Gemini Ultra can comprehend nuanced information in text, code, and audio and answer questions related to complicated topics. Ultra exceeds current state-of-the-art results on around 30 of the 32 widely-used benchmarks used for LLM development.

How Powerful is Google Gemini? Performance Insights
Ever since Google first announced the impending arrival of Gemini, analysts have been trying to predict just how powerful it could be. We finally have some genuine data shared by Google in the latest "Gemini Technical Report".

The AI team said they’ve been carefully testing their Gemini models for the last few months, evaluating their performance in various tasks. Although insights into the performance of Gemini Nano and Gemini Pro are limited, there’s plenty of data to suggest Ultra bulldoze LLM competitors.

With a score of around 90%, Gemini Ultra is the first solution capable of outperforming human experts in Massive Multitask Language Understanding (MMLU) tests. These tests use a combination of 57 different subjects, such as physics, math, history, and ethics, to examine real-world knowledge and problem-solving capabilities.

According to the team, Google’s new benchmark approach to MMLU means Gemini can use its reasoning abilities to “think more carefully” before it answers questions.

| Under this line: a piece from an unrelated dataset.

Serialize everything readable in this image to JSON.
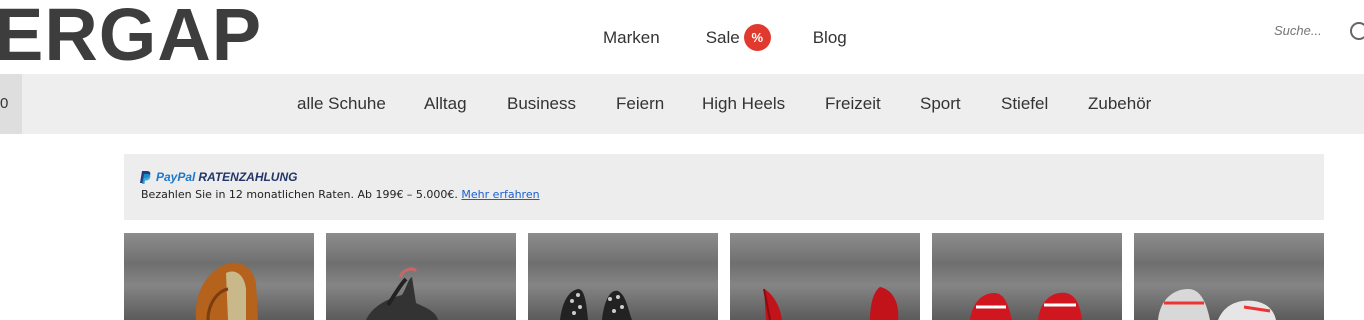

Gemini Ultra also achieved a state-of-the-art score of 59.4% on the new MMMU benchmark. This benchmark looks at the performance of LLMs on multimodal tasks that require deliberate reasoning.

Gemini Ultra Performs

Google says Gemini Ultra outperformed other leading models without assistance from object character recognition, highlighting the native multimodal capabilities of the solution.

This doesn’t necessarily mean Google Gemini won’t suffer from the same issues other language models face, such as AI hallucination. Even the best generative AI models can respond problematically when prompted in specific ways.